Eosinophils are on the NIH Consensus Group's list of candidate biomarkers for the diagnosis of cGVHD [10]. Our findings strongly suggest that eosinophils are activated in cGVHD, since we show that patients with cGVHD have higher levels of the eosinophilic activation markers CD9 and CD69 [38,39] than patients without GVHD. The ligand for CD9 is as yet unidentified, although cross-linking of this molecule prolongs eosinophil survival in vitro [38]. The life-span of eosinophils is normally a few days, but it can be extended to several months when the cells take part in inflammatory reactions [40]. An appealing notion in the context of GVHD is that CD9 endows eosinophils with anti-inflammatory properties, as has been shown for macrophages [41].

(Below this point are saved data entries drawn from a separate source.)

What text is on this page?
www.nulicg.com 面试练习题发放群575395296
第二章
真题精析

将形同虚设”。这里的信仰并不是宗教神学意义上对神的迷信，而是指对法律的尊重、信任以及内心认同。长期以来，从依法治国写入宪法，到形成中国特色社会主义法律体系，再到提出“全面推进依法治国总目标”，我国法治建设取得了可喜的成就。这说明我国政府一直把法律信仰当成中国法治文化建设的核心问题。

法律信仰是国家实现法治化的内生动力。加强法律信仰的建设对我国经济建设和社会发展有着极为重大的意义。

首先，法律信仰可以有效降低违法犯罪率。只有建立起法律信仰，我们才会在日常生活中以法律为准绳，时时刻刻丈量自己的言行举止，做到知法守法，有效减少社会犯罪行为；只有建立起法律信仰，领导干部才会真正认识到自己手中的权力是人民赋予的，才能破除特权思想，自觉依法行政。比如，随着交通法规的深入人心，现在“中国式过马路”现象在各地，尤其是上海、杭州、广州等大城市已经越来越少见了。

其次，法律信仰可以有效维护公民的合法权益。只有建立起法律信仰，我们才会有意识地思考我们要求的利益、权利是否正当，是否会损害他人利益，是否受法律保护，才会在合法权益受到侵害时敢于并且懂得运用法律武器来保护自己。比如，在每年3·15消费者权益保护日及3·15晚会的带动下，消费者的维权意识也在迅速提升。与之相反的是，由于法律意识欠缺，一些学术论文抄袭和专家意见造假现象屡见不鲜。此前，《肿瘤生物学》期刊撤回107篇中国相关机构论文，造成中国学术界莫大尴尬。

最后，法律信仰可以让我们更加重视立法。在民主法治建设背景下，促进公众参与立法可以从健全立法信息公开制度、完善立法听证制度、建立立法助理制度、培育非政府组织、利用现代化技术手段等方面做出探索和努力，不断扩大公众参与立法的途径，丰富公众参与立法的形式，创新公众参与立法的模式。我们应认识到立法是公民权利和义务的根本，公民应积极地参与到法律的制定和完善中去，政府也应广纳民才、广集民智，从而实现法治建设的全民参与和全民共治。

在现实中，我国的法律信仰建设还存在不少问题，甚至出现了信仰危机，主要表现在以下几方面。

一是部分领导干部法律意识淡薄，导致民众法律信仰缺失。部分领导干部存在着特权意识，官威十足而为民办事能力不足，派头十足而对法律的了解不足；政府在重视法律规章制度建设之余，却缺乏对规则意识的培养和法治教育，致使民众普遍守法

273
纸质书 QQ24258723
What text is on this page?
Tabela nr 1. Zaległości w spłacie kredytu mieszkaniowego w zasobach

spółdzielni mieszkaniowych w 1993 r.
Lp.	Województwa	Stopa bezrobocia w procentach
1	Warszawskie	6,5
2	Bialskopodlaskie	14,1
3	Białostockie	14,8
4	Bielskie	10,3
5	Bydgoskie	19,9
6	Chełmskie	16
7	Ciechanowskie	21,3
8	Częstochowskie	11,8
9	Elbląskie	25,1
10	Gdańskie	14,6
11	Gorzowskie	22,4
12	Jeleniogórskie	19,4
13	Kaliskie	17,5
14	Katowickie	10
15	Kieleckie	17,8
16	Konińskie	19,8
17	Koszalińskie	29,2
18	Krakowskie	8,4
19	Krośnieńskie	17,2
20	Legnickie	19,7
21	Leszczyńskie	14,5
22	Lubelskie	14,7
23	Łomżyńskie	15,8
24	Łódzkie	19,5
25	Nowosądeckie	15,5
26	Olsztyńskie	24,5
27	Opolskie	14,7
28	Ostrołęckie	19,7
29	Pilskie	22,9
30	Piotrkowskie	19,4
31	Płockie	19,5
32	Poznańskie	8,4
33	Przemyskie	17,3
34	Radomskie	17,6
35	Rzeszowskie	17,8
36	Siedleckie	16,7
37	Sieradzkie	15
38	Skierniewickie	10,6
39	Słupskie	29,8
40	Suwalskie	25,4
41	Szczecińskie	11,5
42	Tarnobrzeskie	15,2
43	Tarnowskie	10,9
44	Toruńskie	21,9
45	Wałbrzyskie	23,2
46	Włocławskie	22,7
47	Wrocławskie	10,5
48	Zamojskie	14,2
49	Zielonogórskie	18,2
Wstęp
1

The eosinophils from patients with chronic GVHD also had increased levels of CD11c and CD18, which together form the “most enigmatic” of the integrin heterodimers expressed by eosinophils [42]. CD11c binds to proteolytically degraded fibrinogen [43], which may fit with the ability of eosinophils to repair damaged tissues [44]. Alternatively, eosinophilic CD11c expression may dampen allogeneic T-cell responses, as has been shown for dendritic cells in vitro [45]. The levels of two chemoattractant receptors, CRTH2 and formyl peptide receptor-2, were increased on the eosinophils of the patients with cGVHD. CRTH2 mobilizes eosinophils from the bone marrow to the circulation, and supports the migration of eosinophils toward prostaglandin D2 and its metabolites [46]. Formyl peptide receptors bind the formyl peptides released by damaged mitochondria and may thus guide leukocytes to sites of sterile systemic inflammation [47], of which GVHD is an example.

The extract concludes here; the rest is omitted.